Memory architecture (WP3 and WP3). The formalism exposed by the HtComp methodology will allow the programmer to specify data distribution through a hierarchical memory model capturing the recurrent characteristics of the heterogeneous architectures targeted by the project, particularly GPU- and FPGA-based. Furthermore, the formalism will provide a few directives for controlling software-managed cache memories. The distribution and movement of data through the memory infrastructure can be specified explicitly by the programmer or partly managed automatically by means of static/dynamic data distribution mechanisms and a dynamic interconnect implemented on reconfigurable hardware, relying on some preliminary results already achieved by the PI's group.

On-chip interconnect generation (WP5). HtComp will also investigate an automated approach to searching the design space for interconnection within the FPGA chip, which is a multi-core system itself. The approach will rely on the clustering of the communicating nodes and on scheduling algorithms based on either generic algorithms or ad-hoc heuristics, in line with the preliminary results presented in.

Code transformation (WP3 and WP5). The generation of code for heterogeneous platforms will be based on two complementary approaches. The extraction of instruction and dataflow parallelism will rely on high-level synthesis techniques used to translate high-level C/C++ OpenMP code to hardware descriptions languages like VHDL and Verilog. A different level of code transformation explored by HtComp will target the exploitation of thread/block- and data-level parallelism across all the types of computing units. The input formalism will provide suitable directives to explicitly indicate regions of code compliant with a Static Control Parst (SCoP) model, enabling the use of polyhedral tools (e.g., clan, Graphite gcc 4.2,) to track dependencies automatically. The project will also explore the adoption of techniques to automatically detect SCoP regions.

Code simulation and debug (WP5). HtComp will study innovative approaches to co-simulation, co-emulation, and debug. The framework will support Functional, Software-in-the-loop, and Hardware-in-the-loop simulation approaches, also relying on recent initiatives such as the Standard Co-Emulation Modeling Interface (SCE-MI) introduced by Accellera. The debug will be supported by code annotations and flags that will instruct the HLS tool to generated instrumented hardware description code for tracking at runtime the current state of execution of the hardware block and linking this state to software debug information.

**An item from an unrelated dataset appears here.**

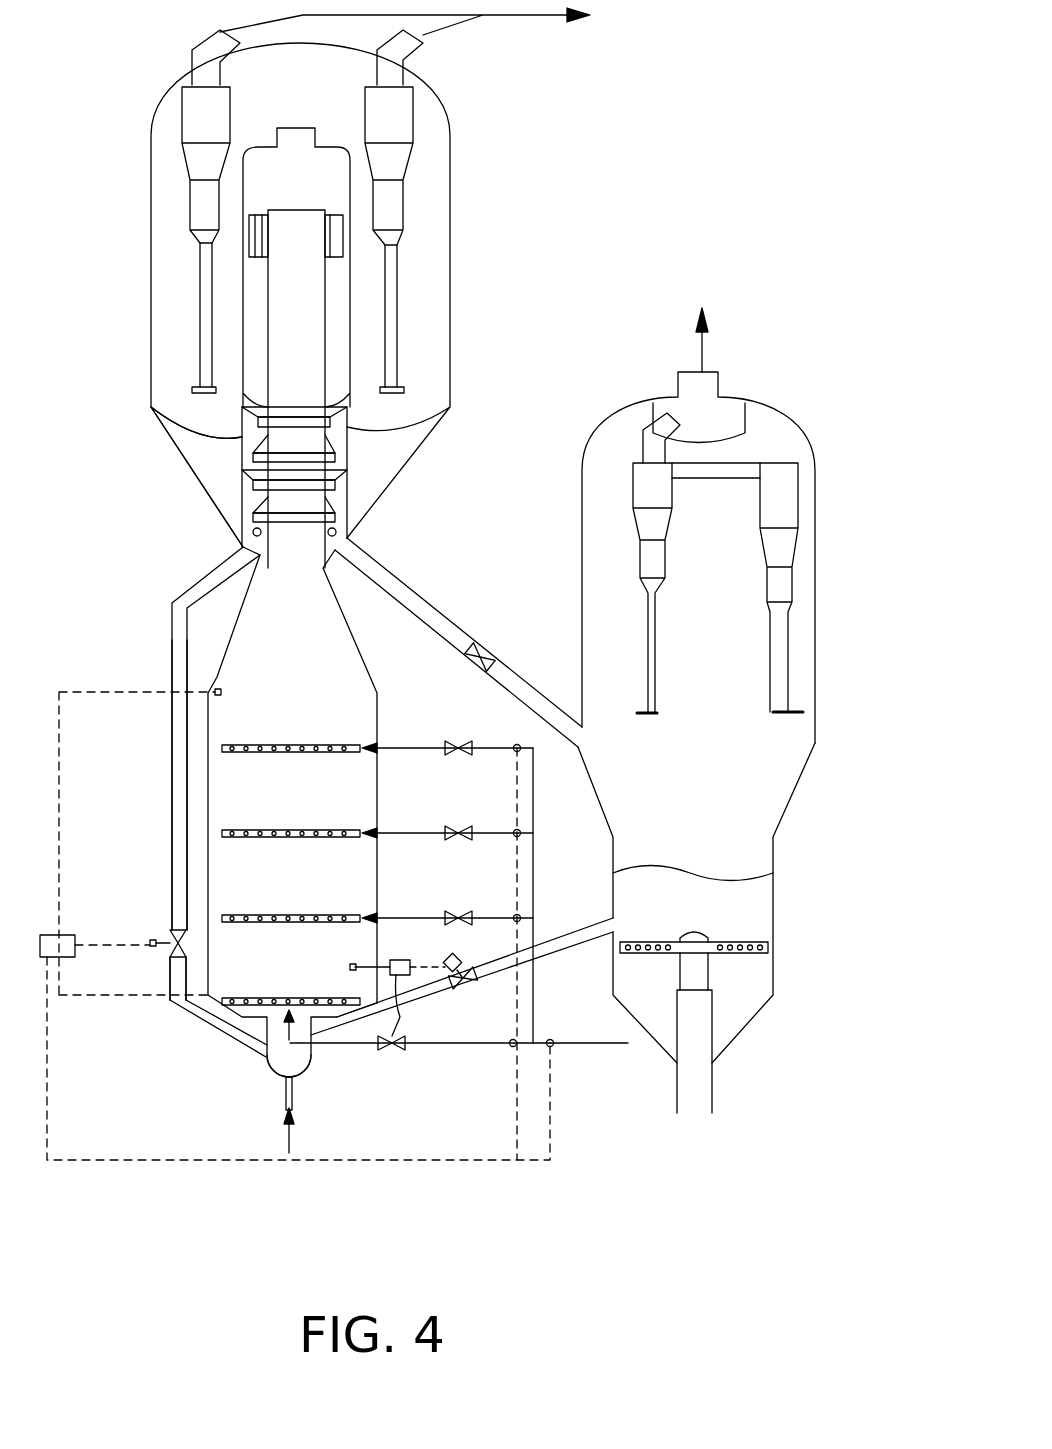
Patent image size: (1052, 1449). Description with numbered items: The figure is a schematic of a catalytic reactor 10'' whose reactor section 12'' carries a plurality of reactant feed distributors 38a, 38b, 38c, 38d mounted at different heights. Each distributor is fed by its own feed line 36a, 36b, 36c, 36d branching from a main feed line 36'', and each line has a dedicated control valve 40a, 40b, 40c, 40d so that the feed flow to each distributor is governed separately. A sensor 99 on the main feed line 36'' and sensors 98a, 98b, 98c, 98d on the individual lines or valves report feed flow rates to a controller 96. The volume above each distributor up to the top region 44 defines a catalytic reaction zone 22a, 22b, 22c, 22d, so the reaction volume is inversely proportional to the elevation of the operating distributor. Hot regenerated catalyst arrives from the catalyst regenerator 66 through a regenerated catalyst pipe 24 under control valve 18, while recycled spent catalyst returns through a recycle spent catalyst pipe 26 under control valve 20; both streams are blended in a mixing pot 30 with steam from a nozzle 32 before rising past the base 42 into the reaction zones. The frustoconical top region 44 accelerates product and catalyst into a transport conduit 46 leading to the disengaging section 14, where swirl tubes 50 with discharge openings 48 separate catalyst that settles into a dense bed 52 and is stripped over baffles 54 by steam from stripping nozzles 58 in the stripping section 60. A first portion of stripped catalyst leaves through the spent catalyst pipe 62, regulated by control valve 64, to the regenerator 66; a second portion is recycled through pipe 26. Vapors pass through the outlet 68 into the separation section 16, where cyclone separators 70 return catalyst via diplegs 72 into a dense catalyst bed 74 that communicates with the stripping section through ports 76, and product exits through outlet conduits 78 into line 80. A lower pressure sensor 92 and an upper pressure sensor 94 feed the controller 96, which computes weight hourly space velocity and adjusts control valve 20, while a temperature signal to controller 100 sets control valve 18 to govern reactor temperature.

Evaluation and benchmarking (WP6). The evaluation will target popular software packages commonly used by scientists and domain experts in the various fields considered by HtComp: Burrows-Wheeler Aligner (BWA), Velvet, and implementations of the Smith-Waterman algorithm in the field of Bioinformatics; custom tools and packages in the field of Cryptanalysis; BlgDFT, Q-CHEM, and others in the field of Computational Chemistry; parallel implementations of Monte-Carlo simulation for Computational Finance; various RTM packages for Geophysics and Seismic Applications; etc

Key actions to push then new approaches to the user community (WP6 and WP7). Due to the multi-disciplinary nature of the HtComp project and the direct impact of the proposed approaches on the final users, the proposal puts much emphasis on the technology transfer to the industry. This will include the participation in workshops, symposia, and exhibitions, the organization of workshops and brainstorming sessions, the distribution of open reference code, the links with important initiatives at the European level, such as PRACE (Partnership for Advanced Computing in Europe) and the Human Brain Project, specifically two of its sub-projects, Brain Simulation Platform and High Performance Computing Platform, as well as monitoring initiatives from private companies, such as the Maxeler University Program (MAX-UP).

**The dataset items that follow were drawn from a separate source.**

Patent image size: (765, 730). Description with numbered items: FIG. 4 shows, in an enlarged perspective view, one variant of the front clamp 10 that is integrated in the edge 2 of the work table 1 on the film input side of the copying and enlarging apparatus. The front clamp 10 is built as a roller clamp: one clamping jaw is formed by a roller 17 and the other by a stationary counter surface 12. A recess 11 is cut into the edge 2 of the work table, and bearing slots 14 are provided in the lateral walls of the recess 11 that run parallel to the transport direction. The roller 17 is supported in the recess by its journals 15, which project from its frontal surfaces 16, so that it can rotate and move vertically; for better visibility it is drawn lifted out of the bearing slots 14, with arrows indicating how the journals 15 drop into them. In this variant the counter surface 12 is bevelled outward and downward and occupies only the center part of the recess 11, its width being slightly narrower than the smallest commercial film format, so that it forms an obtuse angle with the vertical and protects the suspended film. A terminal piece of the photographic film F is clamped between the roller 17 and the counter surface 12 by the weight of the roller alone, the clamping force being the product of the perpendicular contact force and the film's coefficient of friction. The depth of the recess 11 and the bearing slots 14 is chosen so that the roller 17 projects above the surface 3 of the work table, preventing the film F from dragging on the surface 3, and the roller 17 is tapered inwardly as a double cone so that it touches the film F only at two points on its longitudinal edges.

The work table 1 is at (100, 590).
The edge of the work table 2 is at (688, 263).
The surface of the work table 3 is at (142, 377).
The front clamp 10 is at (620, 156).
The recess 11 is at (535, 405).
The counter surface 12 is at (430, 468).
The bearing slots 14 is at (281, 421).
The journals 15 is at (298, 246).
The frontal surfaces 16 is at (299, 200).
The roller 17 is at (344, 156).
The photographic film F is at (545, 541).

The final outcome of the HtComp project will consist of a set of methodologies, approaches, and experimental tools, part of a prototypical toolchain allowing the assisted development of heterogeneous code: starting from familiar C/C++ high-level code, possibly annotated with parallelization directives, HtComp will allow the automated design of a parallelized heterogeneous code including application-specific, FPGA-based hardware accelerators.